Miguel Vale de Almeida

Tinha 13 anos e não me lembro muito bem. Porque tinha 13 anos e porque nunca me lembro muito bem de nada. Mas tenho uma coleção de flashes.

O primeiro flash. Partilhava o quarto com o meu irmão mais velho e ele estava estranhamente atento à rádio na noite de 24 para 25. Grudado à rádio a noite inteira, e depois nós, o pai, a mãe, eu — a minha irmã era muito pequenina. Bem, ele trabalhava no Rádio Clube, que foi quartel-general radiofónico da revolução, e que era dois ou três prédios acima do nosso, na Rua Sampaio e Pina. Ele sabia alguma coisa. Nunca perguntei mais, mas ele sabia alguma coisa.
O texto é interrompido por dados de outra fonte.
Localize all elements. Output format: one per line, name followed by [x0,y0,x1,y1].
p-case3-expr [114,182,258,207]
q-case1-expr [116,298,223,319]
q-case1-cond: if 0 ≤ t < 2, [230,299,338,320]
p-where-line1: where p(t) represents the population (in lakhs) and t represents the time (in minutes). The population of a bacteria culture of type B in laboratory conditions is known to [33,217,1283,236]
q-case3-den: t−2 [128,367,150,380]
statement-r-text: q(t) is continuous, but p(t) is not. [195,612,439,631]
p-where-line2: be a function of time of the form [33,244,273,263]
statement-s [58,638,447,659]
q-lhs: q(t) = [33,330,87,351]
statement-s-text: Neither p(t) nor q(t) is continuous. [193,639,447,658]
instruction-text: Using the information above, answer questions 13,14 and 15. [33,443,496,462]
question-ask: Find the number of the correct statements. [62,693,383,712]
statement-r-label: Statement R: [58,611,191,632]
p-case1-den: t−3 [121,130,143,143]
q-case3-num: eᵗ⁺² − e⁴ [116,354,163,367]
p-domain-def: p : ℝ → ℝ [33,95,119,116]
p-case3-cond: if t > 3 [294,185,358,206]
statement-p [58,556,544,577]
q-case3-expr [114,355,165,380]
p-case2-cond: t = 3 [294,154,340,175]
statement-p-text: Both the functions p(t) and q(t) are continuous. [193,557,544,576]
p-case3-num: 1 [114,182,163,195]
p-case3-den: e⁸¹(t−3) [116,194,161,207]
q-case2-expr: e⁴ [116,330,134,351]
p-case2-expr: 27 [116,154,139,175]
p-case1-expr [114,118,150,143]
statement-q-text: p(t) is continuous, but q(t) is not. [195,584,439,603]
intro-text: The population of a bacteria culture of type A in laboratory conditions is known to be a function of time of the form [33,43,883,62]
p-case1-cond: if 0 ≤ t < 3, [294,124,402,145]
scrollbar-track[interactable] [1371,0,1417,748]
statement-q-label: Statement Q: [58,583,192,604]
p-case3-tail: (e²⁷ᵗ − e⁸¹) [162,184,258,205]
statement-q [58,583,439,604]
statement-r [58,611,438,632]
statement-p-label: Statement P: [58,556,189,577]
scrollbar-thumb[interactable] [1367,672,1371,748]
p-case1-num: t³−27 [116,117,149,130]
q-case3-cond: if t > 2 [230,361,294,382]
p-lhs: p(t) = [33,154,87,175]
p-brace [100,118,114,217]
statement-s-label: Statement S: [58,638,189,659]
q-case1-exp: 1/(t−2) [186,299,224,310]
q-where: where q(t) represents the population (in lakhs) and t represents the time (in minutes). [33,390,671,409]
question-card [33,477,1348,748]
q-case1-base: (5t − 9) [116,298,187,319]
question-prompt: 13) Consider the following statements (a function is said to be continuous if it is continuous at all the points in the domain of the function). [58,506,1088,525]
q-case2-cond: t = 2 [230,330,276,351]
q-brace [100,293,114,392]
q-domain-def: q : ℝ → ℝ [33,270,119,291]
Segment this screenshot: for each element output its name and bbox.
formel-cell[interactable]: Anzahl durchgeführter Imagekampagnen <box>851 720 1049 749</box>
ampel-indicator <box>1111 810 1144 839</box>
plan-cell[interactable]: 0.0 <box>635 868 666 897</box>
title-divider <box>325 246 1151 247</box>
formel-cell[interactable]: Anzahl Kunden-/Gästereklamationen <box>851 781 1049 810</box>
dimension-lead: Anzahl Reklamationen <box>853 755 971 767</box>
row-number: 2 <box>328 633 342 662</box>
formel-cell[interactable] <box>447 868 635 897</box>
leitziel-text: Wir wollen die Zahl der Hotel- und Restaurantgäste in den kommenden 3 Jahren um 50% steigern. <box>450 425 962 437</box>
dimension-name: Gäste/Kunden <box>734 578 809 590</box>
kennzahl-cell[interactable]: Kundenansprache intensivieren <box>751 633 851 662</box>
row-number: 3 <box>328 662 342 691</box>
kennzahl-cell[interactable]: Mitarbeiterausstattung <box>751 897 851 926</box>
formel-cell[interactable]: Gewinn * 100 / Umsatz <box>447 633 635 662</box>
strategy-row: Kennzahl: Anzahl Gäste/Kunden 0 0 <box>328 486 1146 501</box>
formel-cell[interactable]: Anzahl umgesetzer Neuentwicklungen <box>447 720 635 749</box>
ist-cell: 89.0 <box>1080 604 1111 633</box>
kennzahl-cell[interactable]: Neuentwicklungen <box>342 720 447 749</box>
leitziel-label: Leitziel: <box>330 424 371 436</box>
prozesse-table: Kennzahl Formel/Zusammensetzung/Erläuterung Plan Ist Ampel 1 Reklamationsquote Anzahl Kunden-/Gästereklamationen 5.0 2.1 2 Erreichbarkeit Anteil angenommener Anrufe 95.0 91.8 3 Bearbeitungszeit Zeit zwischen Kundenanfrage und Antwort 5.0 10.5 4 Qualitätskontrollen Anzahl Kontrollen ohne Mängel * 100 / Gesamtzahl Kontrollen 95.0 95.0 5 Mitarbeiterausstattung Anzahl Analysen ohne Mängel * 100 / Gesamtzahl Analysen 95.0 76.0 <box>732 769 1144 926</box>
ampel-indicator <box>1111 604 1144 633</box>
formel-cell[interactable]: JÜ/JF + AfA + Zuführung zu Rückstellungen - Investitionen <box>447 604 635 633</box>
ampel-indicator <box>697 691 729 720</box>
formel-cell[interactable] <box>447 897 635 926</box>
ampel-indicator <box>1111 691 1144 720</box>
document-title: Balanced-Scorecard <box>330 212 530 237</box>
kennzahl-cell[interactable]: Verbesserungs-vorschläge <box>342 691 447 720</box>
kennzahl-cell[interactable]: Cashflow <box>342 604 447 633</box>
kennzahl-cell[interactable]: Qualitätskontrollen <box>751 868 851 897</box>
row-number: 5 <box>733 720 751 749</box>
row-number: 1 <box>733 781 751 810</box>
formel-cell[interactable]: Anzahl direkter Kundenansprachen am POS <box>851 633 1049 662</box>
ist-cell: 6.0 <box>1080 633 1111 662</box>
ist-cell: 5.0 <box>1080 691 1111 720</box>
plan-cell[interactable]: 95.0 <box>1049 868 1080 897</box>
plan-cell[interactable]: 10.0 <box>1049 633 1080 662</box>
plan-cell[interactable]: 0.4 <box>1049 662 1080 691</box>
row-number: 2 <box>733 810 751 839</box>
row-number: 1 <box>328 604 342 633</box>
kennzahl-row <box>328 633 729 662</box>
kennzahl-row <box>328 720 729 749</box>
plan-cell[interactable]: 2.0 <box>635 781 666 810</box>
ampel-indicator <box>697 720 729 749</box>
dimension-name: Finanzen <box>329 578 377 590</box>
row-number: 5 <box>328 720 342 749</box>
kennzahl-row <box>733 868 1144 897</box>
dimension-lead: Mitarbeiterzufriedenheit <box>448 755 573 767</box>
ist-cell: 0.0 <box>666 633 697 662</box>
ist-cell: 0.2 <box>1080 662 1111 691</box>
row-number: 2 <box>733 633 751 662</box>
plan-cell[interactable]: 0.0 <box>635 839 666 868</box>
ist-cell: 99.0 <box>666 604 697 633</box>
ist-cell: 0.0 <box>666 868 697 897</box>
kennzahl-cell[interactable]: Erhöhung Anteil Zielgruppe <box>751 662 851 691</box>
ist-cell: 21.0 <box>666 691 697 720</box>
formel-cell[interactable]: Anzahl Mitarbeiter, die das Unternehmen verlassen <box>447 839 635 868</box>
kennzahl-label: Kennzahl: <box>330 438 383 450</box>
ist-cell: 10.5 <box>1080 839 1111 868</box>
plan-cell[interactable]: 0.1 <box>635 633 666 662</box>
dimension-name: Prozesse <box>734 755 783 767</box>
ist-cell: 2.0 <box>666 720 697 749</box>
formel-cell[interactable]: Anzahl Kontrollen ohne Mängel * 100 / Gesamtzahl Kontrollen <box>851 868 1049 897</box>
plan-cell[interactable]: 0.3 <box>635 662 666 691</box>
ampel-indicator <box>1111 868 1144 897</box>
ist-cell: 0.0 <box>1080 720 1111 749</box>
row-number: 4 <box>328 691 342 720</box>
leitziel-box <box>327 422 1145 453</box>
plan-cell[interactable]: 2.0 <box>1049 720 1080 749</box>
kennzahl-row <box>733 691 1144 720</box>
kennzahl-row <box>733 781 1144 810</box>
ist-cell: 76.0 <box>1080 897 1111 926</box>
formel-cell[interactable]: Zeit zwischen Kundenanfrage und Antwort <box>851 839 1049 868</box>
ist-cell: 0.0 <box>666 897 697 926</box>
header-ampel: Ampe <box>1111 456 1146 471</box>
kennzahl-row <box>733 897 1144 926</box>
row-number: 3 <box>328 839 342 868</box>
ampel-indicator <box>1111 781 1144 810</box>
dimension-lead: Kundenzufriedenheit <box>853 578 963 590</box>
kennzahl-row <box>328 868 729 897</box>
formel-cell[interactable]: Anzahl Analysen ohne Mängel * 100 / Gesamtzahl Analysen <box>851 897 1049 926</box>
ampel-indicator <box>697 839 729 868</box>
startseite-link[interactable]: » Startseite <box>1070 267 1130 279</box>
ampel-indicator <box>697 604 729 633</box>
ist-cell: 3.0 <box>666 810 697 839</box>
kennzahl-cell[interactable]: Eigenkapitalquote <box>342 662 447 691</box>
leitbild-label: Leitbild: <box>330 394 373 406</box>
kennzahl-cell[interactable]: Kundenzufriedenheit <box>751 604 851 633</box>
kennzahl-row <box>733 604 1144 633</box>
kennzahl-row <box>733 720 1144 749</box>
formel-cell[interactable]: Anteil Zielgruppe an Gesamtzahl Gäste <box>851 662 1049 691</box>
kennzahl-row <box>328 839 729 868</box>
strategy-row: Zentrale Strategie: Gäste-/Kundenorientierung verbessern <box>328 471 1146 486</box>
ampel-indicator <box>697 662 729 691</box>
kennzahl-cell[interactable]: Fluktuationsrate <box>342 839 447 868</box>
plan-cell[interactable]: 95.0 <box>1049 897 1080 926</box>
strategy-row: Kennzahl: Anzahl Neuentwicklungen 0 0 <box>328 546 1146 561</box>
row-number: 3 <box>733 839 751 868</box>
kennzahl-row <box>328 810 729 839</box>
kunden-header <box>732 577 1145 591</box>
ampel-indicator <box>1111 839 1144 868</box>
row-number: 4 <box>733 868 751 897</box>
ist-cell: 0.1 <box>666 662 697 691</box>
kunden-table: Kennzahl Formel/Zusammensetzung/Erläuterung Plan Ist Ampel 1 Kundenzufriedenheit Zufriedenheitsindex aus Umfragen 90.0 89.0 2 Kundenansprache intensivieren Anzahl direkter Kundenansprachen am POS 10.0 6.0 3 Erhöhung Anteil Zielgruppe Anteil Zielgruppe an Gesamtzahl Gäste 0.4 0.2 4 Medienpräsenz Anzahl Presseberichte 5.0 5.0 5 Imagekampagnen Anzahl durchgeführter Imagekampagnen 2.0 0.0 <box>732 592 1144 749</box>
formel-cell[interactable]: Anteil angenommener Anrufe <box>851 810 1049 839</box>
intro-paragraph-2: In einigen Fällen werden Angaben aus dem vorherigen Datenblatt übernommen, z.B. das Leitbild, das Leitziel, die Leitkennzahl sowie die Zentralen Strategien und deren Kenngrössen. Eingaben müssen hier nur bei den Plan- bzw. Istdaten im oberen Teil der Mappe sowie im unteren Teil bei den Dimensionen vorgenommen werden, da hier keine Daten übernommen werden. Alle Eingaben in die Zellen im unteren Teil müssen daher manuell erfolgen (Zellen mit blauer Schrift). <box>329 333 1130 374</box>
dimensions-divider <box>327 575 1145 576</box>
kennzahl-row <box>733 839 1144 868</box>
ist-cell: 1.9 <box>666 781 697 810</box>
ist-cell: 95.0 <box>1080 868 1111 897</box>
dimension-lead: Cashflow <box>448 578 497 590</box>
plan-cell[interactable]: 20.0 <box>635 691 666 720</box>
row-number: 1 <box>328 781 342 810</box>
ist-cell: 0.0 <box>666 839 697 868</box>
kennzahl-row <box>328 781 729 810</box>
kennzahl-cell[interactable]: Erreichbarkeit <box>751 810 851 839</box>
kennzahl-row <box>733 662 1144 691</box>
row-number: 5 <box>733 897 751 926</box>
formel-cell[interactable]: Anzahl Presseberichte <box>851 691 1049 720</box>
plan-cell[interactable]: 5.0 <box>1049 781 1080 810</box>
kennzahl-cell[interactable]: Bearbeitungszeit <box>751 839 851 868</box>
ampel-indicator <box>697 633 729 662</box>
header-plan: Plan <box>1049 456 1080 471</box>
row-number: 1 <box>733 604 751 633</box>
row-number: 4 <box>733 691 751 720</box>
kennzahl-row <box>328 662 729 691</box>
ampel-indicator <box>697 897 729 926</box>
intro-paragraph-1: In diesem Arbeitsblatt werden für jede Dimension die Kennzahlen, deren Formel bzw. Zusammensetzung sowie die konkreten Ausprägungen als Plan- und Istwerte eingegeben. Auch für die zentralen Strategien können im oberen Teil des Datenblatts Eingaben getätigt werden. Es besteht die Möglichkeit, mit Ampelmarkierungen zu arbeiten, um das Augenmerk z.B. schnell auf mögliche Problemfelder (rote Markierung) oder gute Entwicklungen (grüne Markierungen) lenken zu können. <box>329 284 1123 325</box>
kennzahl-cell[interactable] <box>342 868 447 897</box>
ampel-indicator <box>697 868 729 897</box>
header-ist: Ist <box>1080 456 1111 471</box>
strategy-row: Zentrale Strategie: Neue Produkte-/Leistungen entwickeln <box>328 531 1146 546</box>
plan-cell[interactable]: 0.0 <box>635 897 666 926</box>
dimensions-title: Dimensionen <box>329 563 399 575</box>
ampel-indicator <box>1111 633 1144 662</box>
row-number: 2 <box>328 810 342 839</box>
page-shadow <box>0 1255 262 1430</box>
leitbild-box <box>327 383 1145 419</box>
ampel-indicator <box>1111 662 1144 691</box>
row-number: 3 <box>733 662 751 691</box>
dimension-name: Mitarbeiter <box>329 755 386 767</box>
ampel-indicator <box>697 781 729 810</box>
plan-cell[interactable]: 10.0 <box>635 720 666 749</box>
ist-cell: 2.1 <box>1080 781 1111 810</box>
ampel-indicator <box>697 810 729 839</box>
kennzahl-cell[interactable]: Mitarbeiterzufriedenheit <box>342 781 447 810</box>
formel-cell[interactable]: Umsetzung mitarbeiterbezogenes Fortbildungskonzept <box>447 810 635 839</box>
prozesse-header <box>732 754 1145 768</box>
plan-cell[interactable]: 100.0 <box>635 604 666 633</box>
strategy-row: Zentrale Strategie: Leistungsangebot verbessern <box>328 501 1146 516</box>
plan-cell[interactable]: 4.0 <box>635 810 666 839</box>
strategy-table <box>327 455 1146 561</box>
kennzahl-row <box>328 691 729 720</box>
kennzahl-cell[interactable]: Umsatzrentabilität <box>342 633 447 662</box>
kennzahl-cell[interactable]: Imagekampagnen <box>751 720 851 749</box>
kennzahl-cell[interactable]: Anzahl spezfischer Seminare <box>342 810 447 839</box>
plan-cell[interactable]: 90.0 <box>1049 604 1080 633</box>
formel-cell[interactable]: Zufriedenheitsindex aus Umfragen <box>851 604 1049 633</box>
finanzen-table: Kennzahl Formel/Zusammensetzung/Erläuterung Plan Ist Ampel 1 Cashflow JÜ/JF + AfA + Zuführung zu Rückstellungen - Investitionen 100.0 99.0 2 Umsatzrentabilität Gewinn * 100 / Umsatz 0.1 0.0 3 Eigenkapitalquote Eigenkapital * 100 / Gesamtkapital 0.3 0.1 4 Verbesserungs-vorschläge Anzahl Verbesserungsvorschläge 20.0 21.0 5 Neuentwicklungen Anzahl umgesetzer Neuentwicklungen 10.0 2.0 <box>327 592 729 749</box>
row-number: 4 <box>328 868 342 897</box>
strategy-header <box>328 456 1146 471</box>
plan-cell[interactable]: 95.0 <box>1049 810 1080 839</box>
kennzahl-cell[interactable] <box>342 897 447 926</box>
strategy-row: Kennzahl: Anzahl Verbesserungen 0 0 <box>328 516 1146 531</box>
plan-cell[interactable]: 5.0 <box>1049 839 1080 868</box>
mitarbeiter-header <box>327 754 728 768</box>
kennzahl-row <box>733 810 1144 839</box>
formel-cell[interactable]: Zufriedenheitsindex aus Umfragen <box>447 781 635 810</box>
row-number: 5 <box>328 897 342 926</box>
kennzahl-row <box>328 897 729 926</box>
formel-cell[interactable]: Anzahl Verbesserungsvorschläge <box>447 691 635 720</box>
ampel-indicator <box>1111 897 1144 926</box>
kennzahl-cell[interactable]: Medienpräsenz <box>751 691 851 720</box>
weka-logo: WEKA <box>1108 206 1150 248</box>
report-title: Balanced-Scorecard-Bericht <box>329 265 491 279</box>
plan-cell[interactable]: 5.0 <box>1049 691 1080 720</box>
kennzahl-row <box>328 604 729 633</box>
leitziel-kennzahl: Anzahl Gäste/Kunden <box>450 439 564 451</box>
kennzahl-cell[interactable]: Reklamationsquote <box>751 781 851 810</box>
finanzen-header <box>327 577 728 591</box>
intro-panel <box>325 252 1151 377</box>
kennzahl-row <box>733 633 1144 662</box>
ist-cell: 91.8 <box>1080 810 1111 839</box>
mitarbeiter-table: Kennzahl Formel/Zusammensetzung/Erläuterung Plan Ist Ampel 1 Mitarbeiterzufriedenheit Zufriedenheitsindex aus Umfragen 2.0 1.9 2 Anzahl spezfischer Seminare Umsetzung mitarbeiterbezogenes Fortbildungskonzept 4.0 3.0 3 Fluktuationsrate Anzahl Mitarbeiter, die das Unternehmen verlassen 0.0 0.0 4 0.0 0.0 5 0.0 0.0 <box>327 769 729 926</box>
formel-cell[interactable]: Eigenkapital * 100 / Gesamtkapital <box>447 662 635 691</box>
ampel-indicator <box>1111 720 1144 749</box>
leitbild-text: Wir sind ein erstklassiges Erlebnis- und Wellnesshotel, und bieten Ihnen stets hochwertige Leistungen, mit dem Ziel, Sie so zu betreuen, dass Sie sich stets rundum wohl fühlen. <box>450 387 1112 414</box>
O segundo flash. A rua fechada por tropa e nós impedidos de sair do prédio — e, mais tarde, veículos da tropa a passar na Rua Castilho… Acho… Ou seriam pessoas? Não sei bem…

O terceiro flash. Era preciso comida, mas não se podia sair do prédio  e a rua fechada —, por isso os vizinhos começaram a solidarizar-se, oferecendo partilha de comida (acho que naquele tempo não se congelava, não se comprava muito de coisa nenhuma, não se acumulava — em suma, não se consumia).

O quarto flash. Queríamos sair, queríamos celebrar. Não podíamos. Ou porque estávamos ali trancados, ou porque, dias mais tarde, eu era supostamente demasiado pequeno para sair sozinho.

O quinto flash. Lembro-me bem de, na semana seguinte, estar na manifestação do primeiro 1º de maio, no estádio do INATEL, então FNAT (Federação Nacional para a Alegria no Trabalho  que risota (not) fascistóide). Vi o Cunhal, vi o Soares. Só não lembro com quem fui. Que raios, por que não me lembro de com quem fui? Mas lembro-me de outras coisas, anteriores e posteriores. Lembro-me, anos antes, da notícia da morte do Salazar ter feito os meus pais darem um grito de alegria que, no segundo seguinte, reprimiram em auto-censura. Estávamos a atravessar a ponte Salazar que, depois, seria a ponte 25 de abril. E lembro-me, pouco depois, logo a seguir ao período revolucionário, de ser comunista, ser perseguido no liceu pela extrema-esquerda que viria a ser a direita que nos governa, de ensinar velhinhos a ler e escrever no Alentejo e, depois, de largar tudo isso e querer que tudo fosse normal, normal, normal. Mas nada disso interessa. O que interessa é que escrevo isto sentindo que parte do sentido se perdeu ou foi roubado, e que o que vivemos desde que inventaram a “crise” é uma merda muito grande, uma muito grande merda e estou muito zangado e não me interessa grandemente a memória. Quero fazer alguma coisa, alguma coisa que nos prenda à rádio a noite inteira.